Set the configuration in scripts/test_dtu.sh:

• Set TESTPATH as the path of DTU testing set.
• Set TESTLIST as the path of test list (.txt file).
• Set CKPT_FILE as the path of the model weights.
• Set OUTDIR as the path to save results.

Run:

bash scripts/test_dtu.sh

Use the normal fusion method to fuse point cloud results. But you can also set to use gipuma fusion method to fuse the point clouds. The instruction for installing and compiling gipuma can be found here.

For quantitative evaluation on DTU dataset, download SampleSet and Points. Unzip them and place Points folder in SampleSet/MVS Data/. The structure looks like:

SampleSet
├──MVS Data
      └──Points

In DTU-MATLAB/BaseEvalMain_web.m, set dataPath as path to SampleSet/MVS Data/, plyPath as directory that stores the reconstructed point clouds and resultsPath as directory to store the evaluation results. Then run DTU-MATLAB/BaseEvalMain_web.m in matlab.

We also upload our final point cloud results to here. You can easily download them and evaluate them using the MATLAB scripts, the results look like:

We recommend using the finetuned models to test on Tanks and Temples benchmark.
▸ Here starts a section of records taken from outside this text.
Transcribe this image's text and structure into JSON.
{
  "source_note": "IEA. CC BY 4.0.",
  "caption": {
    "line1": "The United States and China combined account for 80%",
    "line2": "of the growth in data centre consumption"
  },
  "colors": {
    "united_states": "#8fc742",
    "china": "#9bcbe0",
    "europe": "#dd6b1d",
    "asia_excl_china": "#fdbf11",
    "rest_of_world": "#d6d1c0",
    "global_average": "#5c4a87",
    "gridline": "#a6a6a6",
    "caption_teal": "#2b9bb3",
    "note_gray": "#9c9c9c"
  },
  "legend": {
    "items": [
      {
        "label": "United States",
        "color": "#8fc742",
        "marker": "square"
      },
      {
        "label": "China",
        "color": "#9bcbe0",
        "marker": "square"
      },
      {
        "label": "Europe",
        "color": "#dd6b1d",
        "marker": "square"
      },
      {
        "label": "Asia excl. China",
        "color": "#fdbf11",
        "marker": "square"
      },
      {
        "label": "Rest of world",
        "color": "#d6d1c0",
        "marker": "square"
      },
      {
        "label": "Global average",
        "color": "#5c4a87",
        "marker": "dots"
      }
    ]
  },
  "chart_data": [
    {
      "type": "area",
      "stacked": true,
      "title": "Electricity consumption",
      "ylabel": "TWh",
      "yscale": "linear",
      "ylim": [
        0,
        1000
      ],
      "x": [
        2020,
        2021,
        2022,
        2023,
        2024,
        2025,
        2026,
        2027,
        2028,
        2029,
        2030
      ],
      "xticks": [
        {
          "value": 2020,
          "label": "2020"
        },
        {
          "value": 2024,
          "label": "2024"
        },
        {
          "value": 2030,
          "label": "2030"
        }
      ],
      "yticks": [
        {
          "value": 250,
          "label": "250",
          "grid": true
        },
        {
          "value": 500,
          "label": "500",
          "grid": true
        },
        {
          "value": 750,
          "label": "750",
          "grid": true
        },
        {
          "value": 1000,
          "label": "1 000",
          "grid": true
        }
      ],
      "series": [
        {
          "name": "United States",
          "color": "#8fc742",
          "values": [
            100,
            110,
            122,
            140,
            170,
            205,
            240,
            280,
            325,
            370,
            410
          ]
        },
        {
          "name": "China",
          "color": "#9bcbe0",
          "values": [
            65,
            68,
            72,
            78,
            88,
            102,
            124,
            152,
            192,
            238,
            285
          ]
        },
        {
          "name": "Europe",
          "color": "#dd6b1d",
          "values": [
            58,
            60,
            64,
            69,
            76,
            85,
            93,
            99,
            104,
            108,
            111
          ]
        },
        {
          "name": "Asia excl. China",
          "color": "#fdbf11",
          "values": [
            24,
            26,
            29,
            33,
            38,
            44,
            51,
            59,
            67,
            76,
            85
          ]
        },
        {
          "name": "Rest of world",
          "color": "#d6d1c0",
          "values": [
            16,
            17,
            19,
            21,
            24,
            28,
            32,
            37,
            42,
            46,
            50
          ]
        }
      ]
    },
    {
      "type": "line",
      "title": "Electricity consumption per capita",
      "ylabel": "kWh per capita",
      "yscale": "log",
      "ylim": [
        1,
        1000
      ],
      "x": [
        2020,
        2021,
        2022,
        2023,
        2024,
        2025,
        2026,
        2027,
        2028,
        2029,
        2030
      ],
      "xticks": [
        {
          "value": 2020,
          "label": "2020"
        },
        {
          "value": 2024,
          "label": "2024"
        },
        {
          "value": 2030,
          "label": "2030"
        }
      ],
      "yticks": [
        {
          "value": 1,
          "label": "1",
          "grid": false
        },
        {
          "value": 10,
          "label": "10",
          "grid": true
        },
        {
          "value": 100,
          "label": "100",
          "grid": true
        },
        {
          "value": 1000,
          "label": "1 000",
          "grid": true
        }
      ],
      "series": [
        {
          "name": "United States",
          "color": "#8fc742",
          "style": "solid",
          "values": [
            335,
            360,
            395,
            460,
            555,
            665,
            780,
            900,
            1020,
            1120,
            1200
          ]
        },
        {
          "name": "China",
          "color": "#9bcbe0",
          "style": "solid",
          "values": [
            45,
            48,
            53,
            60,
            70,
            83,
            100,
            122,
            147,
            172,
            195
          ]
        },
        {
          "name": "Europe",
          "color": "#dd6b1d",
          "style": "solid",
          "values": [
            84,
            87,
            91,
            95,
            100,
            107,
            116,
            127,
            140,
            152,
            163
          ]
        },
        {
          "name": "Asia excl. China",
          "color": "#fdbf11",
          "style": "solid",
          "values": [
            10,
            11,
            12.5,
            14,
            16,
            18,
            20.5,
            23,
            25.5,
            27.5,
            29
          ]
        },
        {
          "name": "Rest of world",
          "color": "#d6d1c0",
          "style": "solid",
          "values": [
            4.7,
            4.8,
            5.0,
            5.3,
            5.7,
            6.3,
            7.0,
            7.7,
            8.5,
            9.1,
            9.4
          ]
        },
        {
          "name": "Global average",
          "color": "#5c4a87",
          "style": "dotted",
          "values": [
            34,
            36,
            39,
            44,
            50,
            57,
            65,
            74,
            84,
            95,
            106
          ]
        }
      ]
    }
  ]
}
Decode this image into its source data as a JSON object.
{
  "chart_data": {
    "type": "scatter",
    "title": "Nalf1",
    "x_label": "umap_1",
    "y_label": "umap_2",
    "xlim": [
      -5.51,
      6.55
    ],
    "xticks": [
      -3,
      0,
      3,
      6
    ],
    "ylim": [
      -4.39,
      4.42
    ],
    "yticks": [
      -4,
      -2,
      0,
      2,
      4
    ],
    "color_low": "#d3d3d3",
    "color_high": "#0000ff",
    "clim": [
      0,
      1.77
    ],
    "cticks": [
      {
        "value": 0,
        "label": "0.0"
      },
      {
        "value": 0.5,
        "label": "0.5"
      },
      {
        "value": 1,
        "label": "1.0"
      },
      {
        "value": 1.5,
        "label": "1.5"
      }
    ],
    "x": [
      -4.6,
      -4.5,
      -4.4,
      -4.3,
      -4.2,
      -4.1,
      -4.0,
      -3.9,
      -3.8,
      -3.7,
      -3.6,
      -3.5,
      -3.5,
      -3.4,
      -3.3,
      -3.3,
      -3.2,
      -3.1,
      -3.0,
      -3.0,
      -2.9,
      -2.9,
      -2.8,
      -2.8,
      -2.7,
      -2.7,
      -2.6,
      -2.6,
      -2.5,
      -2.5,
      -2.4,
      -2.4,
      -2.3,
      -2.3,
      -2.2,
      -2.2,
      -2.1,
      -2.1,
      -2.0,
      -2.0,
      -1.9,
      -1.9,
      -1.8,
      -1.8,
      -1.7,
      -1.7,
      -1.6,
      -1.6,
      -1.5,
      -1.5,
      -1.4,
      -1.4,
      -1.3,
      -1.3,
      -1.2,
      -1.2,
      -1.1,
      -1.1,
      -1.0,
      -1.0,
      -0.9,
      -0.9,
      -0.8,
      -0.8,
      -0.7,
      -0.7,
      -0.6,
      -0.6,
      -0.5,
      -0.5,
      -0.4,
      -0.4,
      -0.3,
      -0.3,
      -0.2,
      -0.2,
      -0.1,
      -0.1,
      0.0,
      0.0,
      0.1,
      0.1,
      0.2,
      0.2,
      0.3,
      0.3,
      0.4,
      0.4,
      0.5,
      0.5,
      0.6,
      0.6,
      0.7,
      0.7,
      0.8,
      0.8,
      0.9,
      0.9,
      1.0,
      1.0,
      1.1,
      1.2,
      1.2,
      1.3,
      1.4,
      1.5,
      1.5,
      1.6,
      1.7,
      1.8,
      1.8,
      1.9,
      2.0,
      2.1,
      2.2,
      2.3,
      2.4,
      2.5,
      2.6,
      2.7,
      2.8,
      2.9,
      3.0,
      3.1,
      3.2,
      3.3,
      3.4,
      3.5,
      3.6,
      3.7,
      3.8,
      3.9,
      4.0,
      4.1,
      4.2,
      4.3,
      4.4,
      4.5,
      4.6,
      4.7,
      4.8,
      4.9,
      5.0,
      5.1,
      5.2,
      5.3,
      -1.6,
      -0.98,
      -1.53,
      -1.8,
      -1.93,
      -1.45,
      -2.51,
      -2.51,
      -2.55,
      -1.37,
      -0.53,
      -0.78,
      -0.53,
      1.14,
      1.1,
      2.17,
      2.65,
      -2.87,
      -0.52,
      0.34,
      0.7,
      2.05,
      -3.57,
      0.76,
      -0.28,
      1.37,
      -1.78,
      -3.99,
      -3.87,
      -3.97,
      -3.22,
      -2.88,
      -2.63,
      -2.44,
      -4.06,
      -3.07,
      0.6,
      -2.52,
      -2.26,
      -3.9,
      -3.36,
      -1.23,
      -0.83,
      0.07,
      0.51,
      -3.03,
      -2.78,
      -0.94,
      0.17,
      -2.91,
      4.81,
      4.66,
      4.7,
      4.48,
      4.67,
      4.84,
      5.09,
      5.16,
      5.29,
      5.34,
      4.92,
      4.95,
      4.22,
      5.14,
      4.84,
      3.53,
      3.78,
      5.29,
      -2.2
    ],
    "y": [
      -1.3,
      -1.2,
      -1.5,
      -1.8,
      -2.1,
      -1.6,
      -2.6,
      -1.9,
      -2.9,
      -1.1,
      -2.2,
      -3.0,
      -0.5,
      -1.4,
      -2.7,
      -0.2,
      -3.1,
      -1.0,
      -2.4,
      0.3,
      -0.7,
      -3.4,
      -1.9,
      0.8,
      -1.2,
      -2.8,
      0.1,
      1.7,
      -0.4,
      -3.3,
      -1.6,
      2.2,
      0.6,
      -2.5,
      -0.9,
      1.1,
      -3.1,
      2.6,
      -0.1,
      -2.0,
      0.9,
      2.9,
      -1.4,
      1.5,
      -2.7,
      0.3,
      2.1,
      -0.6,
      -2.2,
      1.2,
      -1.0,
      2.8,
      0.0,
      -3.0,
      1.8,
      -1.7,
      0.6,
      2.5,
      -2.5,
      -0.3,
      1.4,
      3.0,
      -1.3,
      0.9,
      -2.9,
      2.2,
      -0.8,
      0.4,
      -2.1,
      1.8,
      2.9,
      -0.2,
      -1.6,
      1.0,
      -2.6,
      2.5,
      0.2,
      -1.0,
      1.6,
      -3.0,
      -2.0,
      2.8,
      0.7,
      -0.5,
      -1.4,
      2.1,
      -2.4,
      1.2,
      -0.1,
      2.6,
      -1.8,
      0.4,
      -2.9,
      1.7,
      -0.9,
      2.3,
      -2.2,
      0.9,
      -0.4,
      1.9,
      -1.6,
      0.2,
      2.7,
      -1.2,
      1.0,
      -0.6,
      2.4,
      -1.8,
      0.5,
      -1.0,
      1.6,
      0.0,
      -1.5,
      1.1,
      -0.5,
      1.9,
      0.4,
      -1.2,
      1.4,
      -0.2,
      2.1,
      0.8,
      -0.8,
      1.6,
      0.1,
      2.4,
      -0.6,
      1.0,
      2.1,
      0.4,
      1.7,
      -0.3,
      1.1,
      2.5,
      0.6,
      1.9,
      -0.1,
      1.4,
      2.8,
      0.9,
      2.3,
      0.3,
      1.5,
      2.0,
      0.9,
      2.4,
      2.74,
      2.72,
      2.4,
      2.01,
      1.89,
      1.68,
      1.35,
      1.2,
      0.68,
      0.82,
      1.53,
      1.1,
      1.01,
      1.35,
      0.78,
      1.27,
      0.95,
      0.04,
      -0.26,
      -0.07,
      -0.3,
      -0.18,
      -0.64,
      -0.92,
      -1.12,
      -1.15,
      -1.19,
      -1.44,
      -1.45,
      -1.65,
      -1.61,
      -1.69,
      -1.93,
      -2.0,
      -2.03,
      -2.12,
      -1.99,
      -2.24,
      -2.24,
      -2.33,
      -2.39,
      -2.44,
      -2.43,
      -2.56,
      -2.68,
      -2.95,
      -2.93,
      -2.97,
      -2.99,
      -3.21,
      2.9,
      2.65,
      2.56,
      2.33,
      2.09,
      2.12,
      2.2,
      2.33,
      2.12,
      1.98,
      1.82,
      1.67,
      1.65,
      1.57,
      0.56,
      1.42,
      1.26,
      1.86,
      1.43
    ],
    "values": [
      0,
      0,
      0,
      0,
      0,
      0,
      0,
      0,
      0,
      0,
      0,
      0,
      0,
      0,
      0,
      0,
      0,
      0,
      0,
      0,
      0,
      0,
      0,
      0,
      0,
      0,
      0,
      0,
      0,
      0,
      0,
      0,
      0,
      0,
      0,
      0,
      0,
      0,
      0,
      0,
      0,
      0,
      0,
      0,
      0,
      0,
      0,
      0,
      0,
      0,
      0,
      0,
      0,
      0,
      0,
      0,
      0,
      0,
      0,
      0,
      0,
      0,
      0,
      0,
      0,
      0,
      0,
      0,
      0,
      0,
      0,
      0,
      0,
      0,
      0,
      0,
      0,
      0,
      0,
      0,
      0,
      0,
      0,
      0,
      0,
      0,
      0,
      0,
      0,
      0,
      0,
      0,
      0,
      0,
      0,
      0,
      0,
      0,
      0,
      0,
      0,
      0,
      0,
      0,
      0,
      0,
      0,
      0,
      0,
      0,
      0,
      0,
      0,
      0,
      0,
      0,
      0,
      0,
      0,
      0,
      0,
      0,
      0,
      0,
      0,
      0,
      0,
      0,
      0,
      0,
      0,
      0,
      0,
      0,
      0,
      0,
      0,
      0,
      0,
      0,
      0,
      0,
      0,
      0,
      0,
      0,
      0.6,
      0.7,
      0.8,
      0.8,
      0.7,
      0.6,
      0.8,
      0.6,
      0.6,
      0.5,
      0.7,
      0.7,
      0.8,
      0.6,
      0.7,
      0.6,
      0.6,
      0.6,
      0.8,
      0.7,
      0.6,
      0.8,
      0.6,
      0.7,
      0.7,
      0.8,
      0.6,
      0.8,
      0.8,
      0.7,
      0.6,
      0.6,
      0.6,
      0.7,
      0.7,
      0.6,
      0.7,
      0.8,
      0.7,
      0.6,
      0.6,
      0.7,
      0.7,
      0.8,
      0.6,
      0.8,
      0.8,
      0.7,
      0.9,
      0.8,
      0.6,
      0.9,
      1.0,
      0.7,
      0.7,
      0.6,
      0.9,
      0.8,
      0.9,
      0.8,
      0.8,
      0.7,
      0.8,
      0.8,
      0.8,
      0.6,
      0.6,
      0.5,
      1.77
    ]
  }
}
Similarly, set the configuration in scripts/test_tnt.sh:

• Set TESTPATH as the path of intermediate set or advanced set.
• Set TESTLIST as the path of test list (.txt file).
• Set CKPT_FILE as the path of the model weights.
• Set OUTDIR as the path to save resutls.

To generate point cloud results, just run:

bash scripts/test_tnt.sh

Note that：

• The parameters of point cloud fusion have not been studied thoroughly and the performance can be better if cherry-picking more appropriate thresholds for each of the scenes.
• The dynamic fusion code is borrowed from AA-RMVSNet.

For quantitative evaluation, you can upload your point clouds to Tanks and Temples benchmark.

@inproceedings{ding2022transmvsnet,
  title={Transmvsnet: Global context-aware multi-view stereo network with transformers},
  author={Ding, Yikang and Yuan, Wentao and Zhu, Qingtian and Zhang, Haotian and Liu, Xiangyue and Wang, Yuanjiang and Liu, Xiao},
  booktitle={Proceedings of the IEEE/CVF Conference on Computer Vision and Pattern Recognition},
  pages={8585--8594},
  year={2022}
}

We borrow some code from CasMVSNet, LoFTR and AA-RMVSNet. We thank the authors for releasing the source code.